The term vicedux is probably a title formed from Latin dux (duke), the traditional title of the rulers of Amalfi since the mid-tenth century, and the prefix vice-, indicating a deputy. It may, however, be an abbreviation, either for vicerosissimus (most beloved) dux or vicarius et dux (vicar and duke). Every coin attributed to Manso bears his name and title, sometimes surrounding a cross. Among the obverse images—many unexplained—found on coins bearing this inscription are: a bonneted bust (sometimes between two stars on a field of pellets), a crowned head, an open hand (the hand of God, manus Dei), a bull beneath the lettering VIC or IMA, a horse, a castle, and two towers (or perhaps one tower and the letter G).

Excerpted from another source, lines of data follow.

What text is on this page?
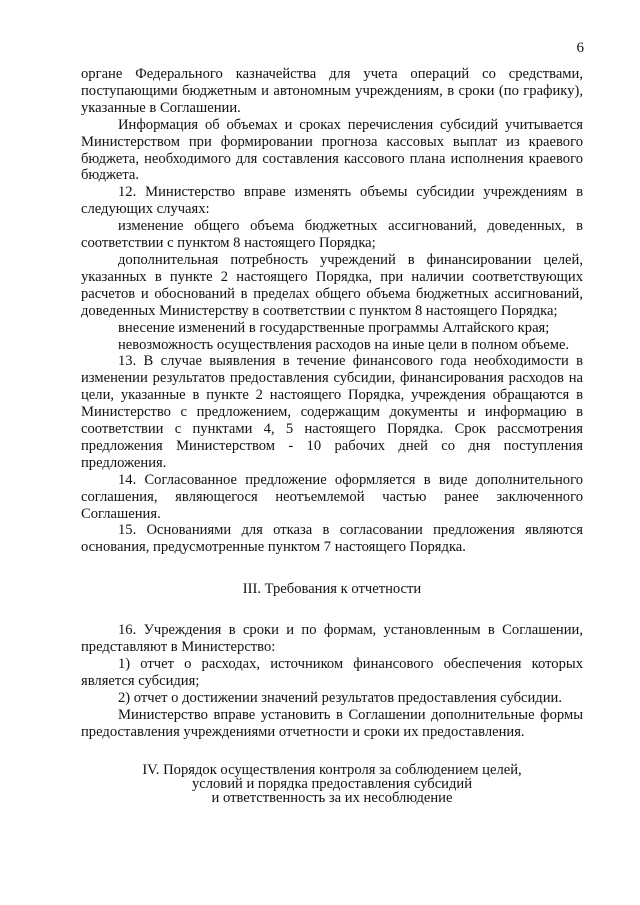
6

органе Федерального казначейства для учета операций со средствами, поступающими бюджетным и автономным учреждениям, в сроки (по графику), указанные в Соглашении.

Информация об объемах и сроках перечисления субсидий учитывается Министерством при формировании прогноза кассовых выплат из краевого бюджета, необходимого для составления кассового плана исполнения краевого бюджета.

12. Министерство вправе изменять объемы субсидии учреждениям в следующих случаях:

изменение общего объема бюджетных ассигнований, доведенных, в соответствии с пунктом 8 настоящего Порядка;

дополнительная потребность учреждений в финансировании целей, указанных в пункте 2 настоящего Порядка, при наличии соответствующих расчетов и обоснований в пределах общего объема бюджетных ассигнований, доведенных Министерству в соответствии с пунктом 8 настоящего Порядка;

внесение изменений в государственные программы Алтайского края;

невозможность осуществления расходов на иные цели в полном объеме.

13. В случае выявления в течение финансового года необходимости в изменении результатов предоставления субсидии, финансирования расходов на цели, указанные в пункте 2 настоящего Порядка, учреждения обращаются в Министерство с предложением, содержащим документы и информацию в соответствии с пунктами 4, 5 настоящего Порядка. Срок рассмотрения предложения Министерством - 10 рабочих дней со дня поступления предложения.

14. Согласованное предложение оформляется в виде дополнительного соглашения, являющегося неотъемлемой частью ранее заключенного Соглашения.

15. Основаниями для отказа в согласовании предложения являются основания, предусмотренные пунктом 7 настоящего Порядка.

III. Требования к отчетности

16. Учреждения в сроки и по формам, установленным в Соглашении, представляют в Министерство:

1) отчет о расходах, источником финансового обеспечения которых является субсидия;

2) отчет о достижении значений результатов предоставления субсидии.

Министерство вправе установить в Соглашении дополнительные формы предоставления учреждениями отчетности и сроки их предоставления.

IV. Порядок осуществления контроля за соблюдением целей,
условий и порядка предоставления субсидий
и ответственность за их несоблюдение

No mention is made of a Manso vicedux in contemporary documents, but Manso II of Amalfi, deposed 1052/3, is known to have had a son named Manso, who in turn had a son Manso. This last Manso married a certain Gaitelgrima and was the father of John. Both Mansos appear in documents of 1080 and 1098 bearing the title dominus (lord). Probably one of these was appointed by Robert Guiscard or his son and successor, Roger Borsa, to rule Amalfi on their behalf. Since Robert preferred to use the title prince (princeps) after his conquest of the Principality of Salerno (1078), Roger, who consistently used the title duke, is the more likely, since the title viceduke implies a duke. Roger also had a reputation among his Norman followers for favouring Lombards in his service and is known to have permitted (or been too weak to resist) at least one other baronial coinage, that of Fulco of Basacers. There is conflicting testimony that either a coin of Manso's was struck over one of Robert's, or vice versa. It is certain that a coin of Manso's was struck over an anonymous coin (of the so-called Italie type) that is probably Roger's. The balance of evidence suggests that Manso minted his coins in Amalfi under Roger before 1096, when the Amalfitans rebelled against Norman rule under Marinus Sebastos. Manso likewise could not have been in power in 1088, when Gisulf II, the Salernitan prince deposed by Robert, briefly seized power in Amalfi with the support of the citizens.